Forse per influsso del buddhismo, alla carcassa animale era associata l’idea di impurità. Per cui chi se ne occupava, i burakumin, erano comunque individui ostracizzati e relegati ai margini della società giapponese.
In un contesto simile, l’interesse per la lavorazione della pelle non poteva che giungere dall’esterno. L’Europa, con le sue tappezzerie in pelle lavorata, a detta di Nakamura san, ha generato la curiosità e ha fornito nel contempo la materia prima semilavorata per iniziare a creare degli oggetti preziosi in pelle in terra nipponica.

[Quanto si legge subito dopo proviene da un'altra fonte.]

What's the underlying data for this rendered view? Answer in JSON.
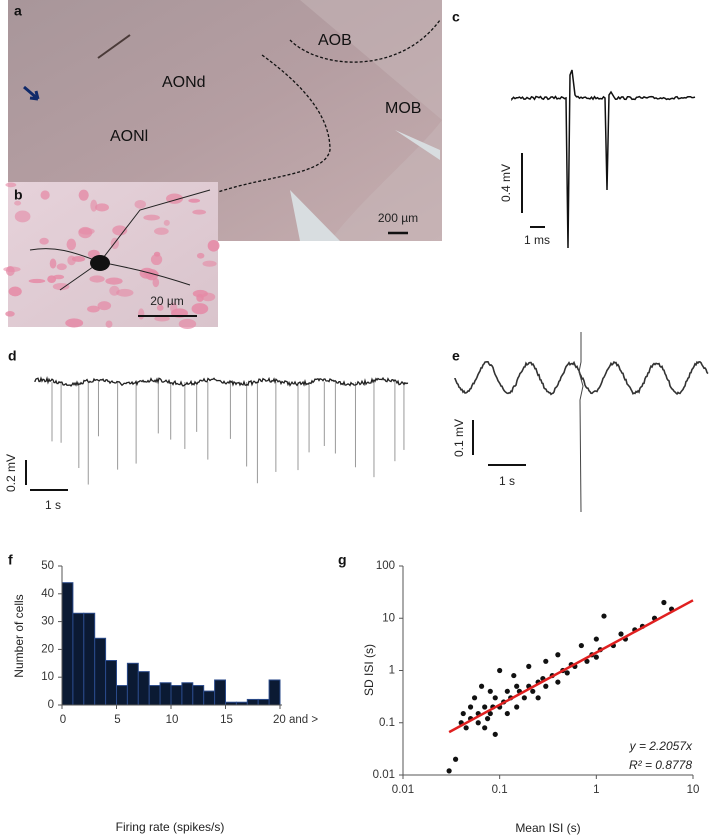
{
  "panel_labels": [
    "a",
    "b",
    "c",
    "d",
    "e",
    "f",
    "g"
  ],
  "histology": {
    "regions": [
      "AOB",
      "AONd",
      "AONl",
      "MOB"
    ],
    "scale_a": "200 µm",
    "scale_b": "20 µm"
  },
  "traces": {
    "c": {
      "amplitude": "0.4 mV",
      "time": "1 ms"
    },
    "d": {
      "amplitude": "0.2 mV",
      "time": "1 s"
    },
    "e": {
      "amplitude": "0.1 mV",
      "time": "1 s"
    }
  },
  "chart_data": [
    {
      "type": "histogram",
      "bins": [
        0,
        1,
        2,
        3,
        4,
        5,
        6,
        7,
        8,
        9,
        10,
        11,
        12,
        13,
        14,
        15,
        16,
        17,
        18,
        19,
        20
      ],
      "values": [
        44,
        33,
        33,
        24,
        16,
        7,
        15,
        12,
        7,
        8,
        7,
        8,
        7,
        5,
        9,
        1,
        1,
        2,
        2,
        9
      ],
      "xlim": [
        0,
        20
      ],
      "ylim": [
        0,
        50
      ],
      "xticks": [
        0,
        5,
        10,
        15,
        {
          "value": 20,
          "label": "20 and >"
        }
      ],
      "yticks": [
        0,
        10,
        20,
        30,
        40,
        50
      ],
      "x_label": "Firing rate (spikes/s)",
      "y_label": "Number of cells",
      "color": "#0b1a33",
      "edgecolor": "#2a4a8a"
    },
    {
      "type": "scatter",
      "x": [
        0.03,
        0.035,
        0.04,
        0.042,
        0.045,
        0.05,
        0.05,
        0.055,
        0.06,
        0.06,
        0.065,
        0.07,
        0.07,
        0.075,
        0.08,
        0.08,
        0.085,
        0.09,
        0.09,
        0.1,
        0.1,
        0.11,
        0.12,
        0.12,
        0.13,
        0.14,
        0.15,
        0.15,
        0.16,
        0.18,
        0.2,
        0.2,
        0.22,
        0.25,
        0.25,
        0.28,
        0.3,
        0.3,
        0.35,
        0.4,
        0.4,
        0.45,
        0.5,
        0.55,
        0.6,
        0.7,
        0.8,
        0.9,
        1,
        1,
        1.1,
        1.2,
        1.5,
        1.8,
        2,
        2.5,
        3,
        4,
        5,
        6
      ],
      "values": [
        0.012,
        0.02,
        0.1,
        0.15,
        0.08,
        0.12,
        0.2,
        0.3,
        0.1,
        0.15,
        0.5,
        0.08,
        0.2,
        0.12,
        0.15,
        0.4,
        0.2,
        0.06,
        0.3,
        0.2,
        1.0,
        0.25,
        0.15,
        0.4,
        0.3,
        0.8,
        0.2,
        0.5,
        0.4,
        0.3,
        0.5,
        1.2,
        0.4,
        0.6,
        0.3,
        0.7,
        0.5,
        1.5,
        0.8,
        0.6,
        2,
        1,
        0.9,
        1.3,
        1.2,
        3,
        1.5,
        2,
        1.8,
        4,
        2.5,
        11,
        3,
        5,
        4,
        6,
        7,
        10,
        20,
        15
      ],
      "color": "#111111",
      "fit": {
        "x": [
          0.03,
          10
        ],
        "values": [
          0.0662,
          22.06
        ],
        "color": "#e02020"
      },
      "annotations": [
        "y = 2.2057x",
        "R² = 0.8778"
      ],
      "log_x": true,
      "log_y": true,
      "xlim": [
        0.01,
        10
      ],
      "ylim": [
        0.01,
        100
      ],
      "xticks": [
        0.01,
        0.1,
        1,
        10
      ],
      "yticks": [
        0.01,
        0.1,
        1,
        10,
        100
      ],
      "x_label": "Mean ISI (s)",
      "y_label": "SD ISI (s)"
    }
  ]
}
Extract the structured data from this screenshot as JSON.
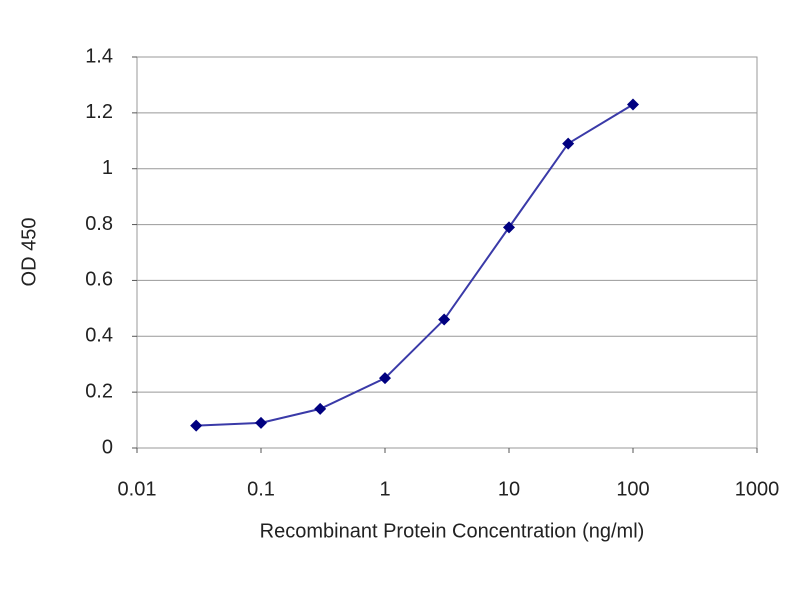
{
  "chart_data": {
    "type": "line",
    "xlabel": "Recombinant Protein Concentration (ng/ml)",
    "ylabel": "OD 450",
    "x": [
      0.03,
      0.1,
      0.3,
      1,
      3,
      10,
      30,
      100
    ],
    "series": [
      {
        "name": "OD 450",
        "color": "#000080",
        "values": [
          0.08,
          0.09,
          0.14,
          0.25,
          0.46,
          0.79,
          1.09,
          1.23
        ]
      }
    ],
    "xscale": "log",
    "xlim": [
      0.01,
      1000
    ],
    "xticks": [
      0.01,
      0.1,
      1,
      10,
      100,
      1000
    ],
    "ylim": [
      0,
      1.4
    ],
    "yticks": [
      0,
      0.2,
      0.4,
      0.6,
      0.8,
      1,
      1.2,
      1.4
    ],
    "grid": true
  }
}
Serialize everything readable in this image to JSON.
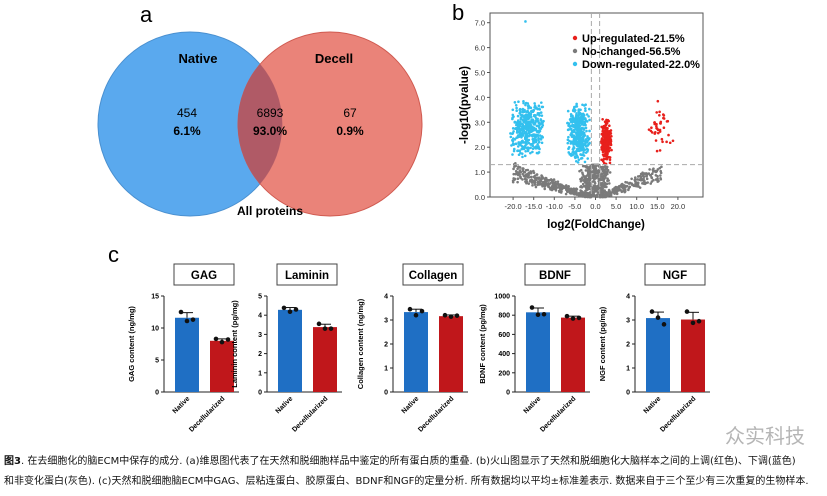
{
  "panel_labels": {
    "a": "a",
    "b": "b",
    "c": "c"
  },
  "chart_data": [
    {
      "type": "venn",
      "panel": "a",
      "sets": [
        {
          "name": "Native",
          "color": "#5aa9ee"
        },
        {
          "name": "Decell",
          "color": "#e8766a"
        }
      ],
      "regions": [
        {
          "count": "454",
          "percent": "6.1%"
        },
        {
          "count": "6893",
          "percent": "93.0%"
        },
        {
          "count": "67",
          "percent": "0.9%"
        }
      ],
      "title": "All proteins"
    },
    {
      "type": "scatter",
      "panel": "b",
      "xlabel": "log2(FoldChange)",
      "ylabel": "-log10(pvalue)",
      "xlim": [
        -25,
        25
      ],
      "ylim": [
        0,
        7.3
      ],
      "xticks": [
        "-20.0",
        "-15.0",
        "-10.0",
        "-5.0",
        "0.0",
        "5.0",
        "10.0",
        "15.0",
        "20.0"
      ],
      "xtick_values": [
        -20,
        -15,
        -10,
        -5,
        0,
        5,
        10,
        15,
        20
      ],
      "yticks": [
        "0.0",
        "1.0",
        "2.0",
        "3.0",
        "4.0",
        "5.0",
        "6.0",
        "7.0"
      ],
      "ytick_values": [
        0,
        1,
        2,
        3,
        4,
        5,
        6,
        7
      ],
      "thresholds": {
        "x": [
          -1,
          1
        ],
        "y": 1.3
      },
      "legend": [
        {
          "label": "Up-regulated-21.5%",
          "color": "#e8201c"
        },
        {
          "label": "No-changed-56.5%",
          "color": "#7a7a7a"
        },
        {
          "label": "Down-regulated-22.0%",
          "color": "#33c0ee"
        }
      ],
      "legend_position": "top-right",
      "clusters": [
        {
          "cat": "down",
          "x": [
            -21,
            -12
          ],
          "y": [
            1.6,
            3.85
          ],
          "n": 420
        },
        {
          "cat": "down",
          "x": [
            -7,
            -1.2
          ],
          "y": [
            1.3,
            3.85
          ],
          "n": 380
        },
        {
          "cat": "down",
          "x": [
            -17,
            -17
          ],
          "y": [
            7.05,
            7.05
          ],
          "n": 1
        },
        {
          "cat": "up",
          "x": [
            1.2,
            4
          ],
          "y": [
            1.3,
            3.2
          ],
          "n": 260
        },
        {
          "cat": "up",
          "x": [
            12,
            19
          ],
          "y": [
            1.6,
            3.9
          ],
          "n": 40
        },
        {
          "cat": "none",
          "x": [
            -20,
            -1
          ],
          "y": [
            0,
            1.2
          ],
          "n": 300,
          "shape": "vleft"
        },
        {
          "cat": "none",
          "x": [
            1,
            16
          ],
          "y": [
            0,
            1.2
          ],
          "n": 200,
          "shape": "vright"
        },
        {
          "cat": "none",
          "x": [
            -4,
            4
          ],
          "y": [
            0,
            2.3
          ],
          "n": 450,
          "shape": "center"
        }
      ]
    },
    {
      "type": "bar",
      "panel": "c",
      "title": "GAG",
      "ylabel": "GAG content (ng/mg)",
      "ylim": [
        0,
        15
      ],
      "yticks": [
        0,
        5,
        10,
        15
      ],
      "categories": [
        "Native",
        "Decellularized"
      ],
      "values": [
        11.6,
        8.0
      ],
      "errors": [
        0.8,
        0.3
      ],
      "points": [
        [
          12.5,
          11.1,
          11.3
        ],
        [
          8.3,
          7.8,
          8.2
        ]
      ]
    },
    {
      "type": "bar",
      "panel": "c",
      "title": "Laminin",
      "ylabel": "Laminin content (pg/mg)",
      "ylim": [
        0,
        5
      ],
      "yticks": [
        0,
        1,
        2,
        3,
        4,
        5
      ],
      "categories": [
        "Native",
        "Decellularized"
      ],
      "values": [
        4.28,
        3.38
      ],
      "errors": [
        0.12,
        0.15
      ],
      "points": [
        [
          4.38,
          4.18,
          4.3
        ],
        [
          3.55,
          3.3,
          3.3
        ]
      ]
    },
    {
      "type": "bar",
      "panel": "c",
      "title": "Collagen",
      "ylabel": "Collagen content (ng/mg)",
      "ylim": [
        0,
        4
      ],
      "yticks": [
        0,
        1,
        2,
        3,
        4
      ],
      "categories": [
        "Native",
        "Decellularized"
      ],
      "values": [
        3.33,
        3.16
      ],
      "errors": [
        0.12,
        0.05
      ],
      "points": [
        [
          3.45,
          3.2,
          3.37
        ],
        [
          3.2,
          3.14,
          3.18
        ]
      ]
    },
    {
      "type": "bar",
      "panel": "c",
      "title": "BDNF",
      "ylabel": "BDNF content (pg/mg)",
      "ylim": [
        0,
        1000
      ],
      "yticks": [
        0,
        200,
        400,
        600,
        800,
        1000
      ],
      "categories": [
        "Native",
        "Decellularized"
      ],
      "values": [
        830,
        775
      ],
      "errors": [
        45,
        15
      ],
      "points": [
        [
          880,
          805,
          810
        ],
        [
          790,
          765,
          772
        ]
      ]
    },
    {
      "type": "bar",
      "panel": "c",
      "title": "NGF",
      "ylabel": "NGF content (pg/mg)",
      "ylim": [
        0,
        4
      ],
      "yticks": [
        0,
        1,
        2,
        3,
        4
      ],
      "categories": [
        "Native",
        "Decellularized"
      ],
      "values": [
        3.08,
        3.02
      ],
      "errors": [
        0.25,
        0.3
      ],
      "points": [
        [
          3.35,
          3.1,
          2.82
        ],
        [
          3.35,
          2.88,
          2.95
        ]
      ]
    }
  ],
  "colors": {
    "native": "#1f6fc4",
    "decell": "#c0171b"
  },
  "caption": {
    "fig": "图3",
    "line1": ". 在去细胞化的脑ECM中保存的成分. (a)维恩图代表了在天然和脱细胞样品中鉴定的所有蛋白质的重叠. (b)火山图显示了天然和脱细胞化大脑样本之间的上调(红色)、下调(蓝色)",
    "line2": "和非变化蛋白(灰色). (c)天然和脱细胞脑ECM中GAG、层粘连蛋白、胶原蛋白、BDNF和NGF的定量分析. 所有数据均以平均±标准差表示. 数据来自于三个至少有三次重复的生物样本."
  },
  "watermark": "众实科技"
}
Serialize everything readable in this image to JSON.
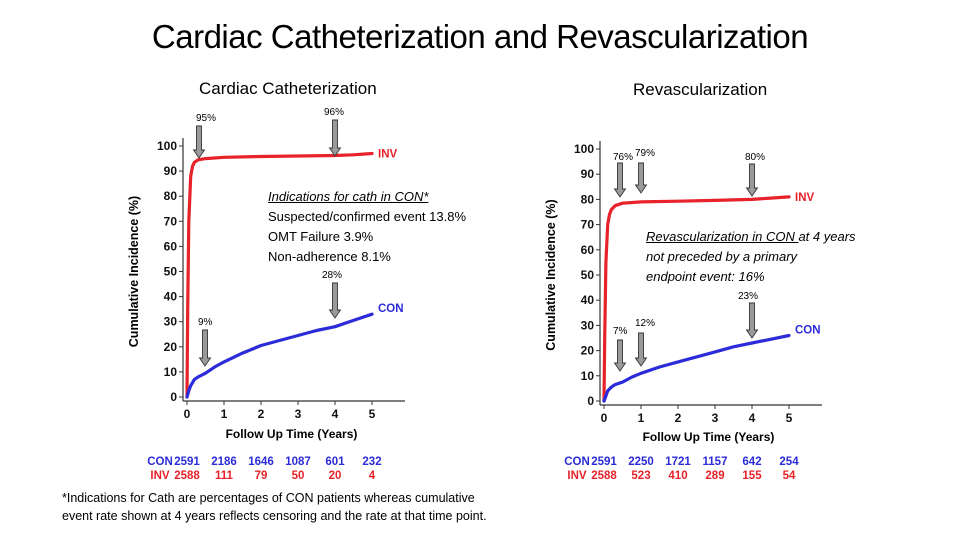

Con la fine dello shogunato, sempre secondo Nakamura san, molti artigiani che producevano le tsuba per le spade dei samurai si sono ritrovati disoccupati. Alcuni di loro si sono riciclati nella lavorazione dei pellami di alta qualità: oggetti quali le borsine esposte da Genten potevano richiedere un anno di lavoro ed erano certamente destinati a un mercato elitario. Le fibbie in metallo (vedi la foto sotto) riproducenti stemmi di famiglia o elementi ornamentali erano autentiche opere d’arte.
Questi piccoli capolavori hanno avuto la funzione di apripista. Il resto l’hanno fatto il commodoro Perry e l’apertura forzata dell’Impero del Sol Levante all’Occidente, con l’arrivo dei gaijin e dei loro usi e costumi. Valige e borse incluse.